Abuhatzeira et le bureau de Liberman s’occupaient de ces dossiers par le biais du contact entretenu avec le commandant-adjoint de l’unité militaire Meitav, chargée d’accueillir les nouvelles recrues et de décider de leur intégration dans les bases ou dans les filières militaires, poursuit l’article.
Les sources auraient affirmé que ces contacts étaient établis en violation des règles et sans approbation appropriée.
Le porte-parole de Tsahal a déclaré qu’une enquête serait ouverte dans ce dossier et que si des rencontres avaient eu lieu sans approbation préalable, « c’est un problème ».
Abuhazeira a pour sa part déclaré qu’il avait reçu de nombreuses demandes d’exemption de la part de toutes les communautés israéliennes et qu’il les avait traitées « avec sérieux ».
Le bureau de Liberman a fait savoir que l’ex-ministre de la Défense « n’est jamais intervenu dans des dossiers liés à des exemptions de l’armée, sous quelque forme que ce soit ». Il a ajouté que les demandes étaient traitées avec professionnalisme et sans son implication personnelle.
L’impasse politique actuelle en Israël peut trouver son origine dans les querelles politiques qui ont porté sur le recrutement des étudiants des yeshivot.
Au mois de mai, moins de deux mois après que les électeurs avaient semblé confier à Netanyahu un nouveau mandat pour former un gouvernement, les pourparlers de coalition s’étaient arrêtés.
Le principal point de friction était un projet de législation obligeant les hommes ultra-orthodoxes à faire le service militaire obligatoire au sein de l’armée israélienne.
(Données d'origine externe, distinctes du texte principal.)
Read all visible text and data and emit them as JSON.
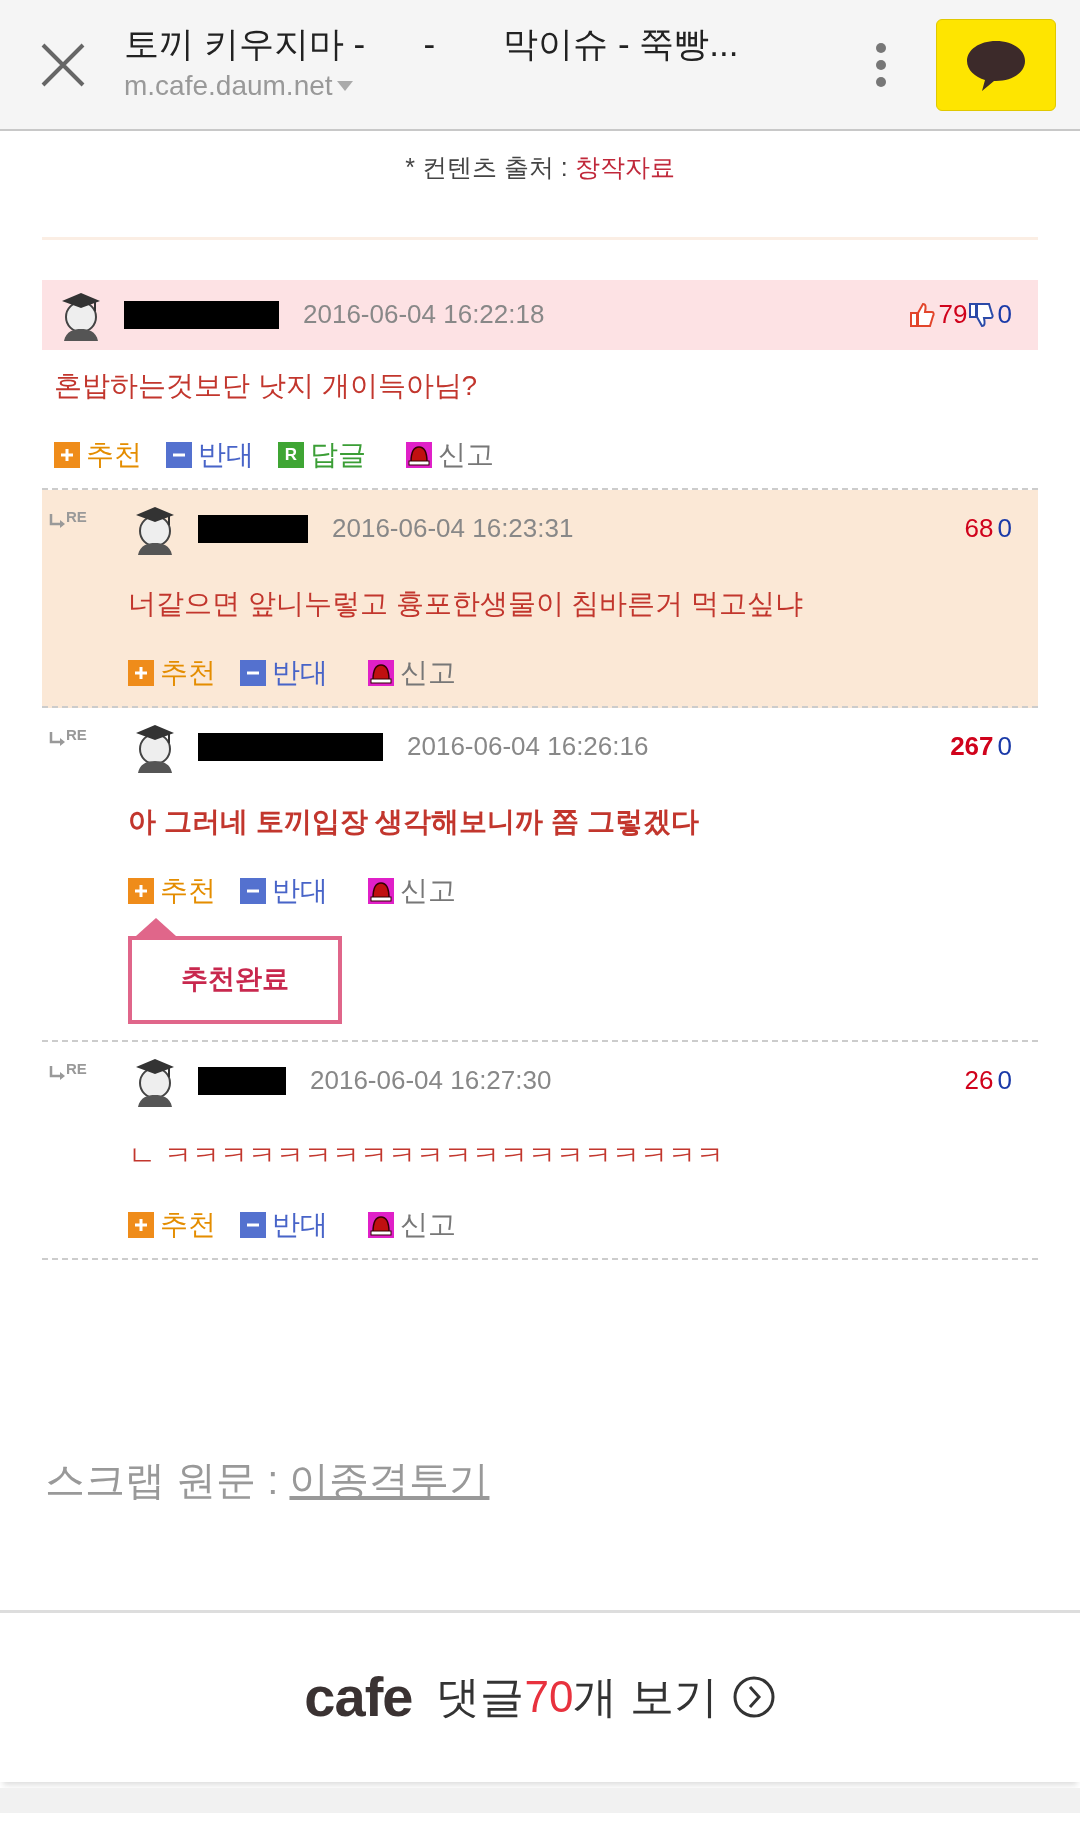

Les partis ultra-orthodoxes souhaitaient réviser le texte de loi, tandis qu’Avigdor Liberman et son parti laïc de droite, Yisrael Beytenu, avaient insisté sur le fait qu’ils ne rejoindraient pas un éventuel gouvernement si la législation n’était pas adoptée sans modification aucune.
Israël votera pour un scrutin national, le troisième de l’année, en date du 2 mars.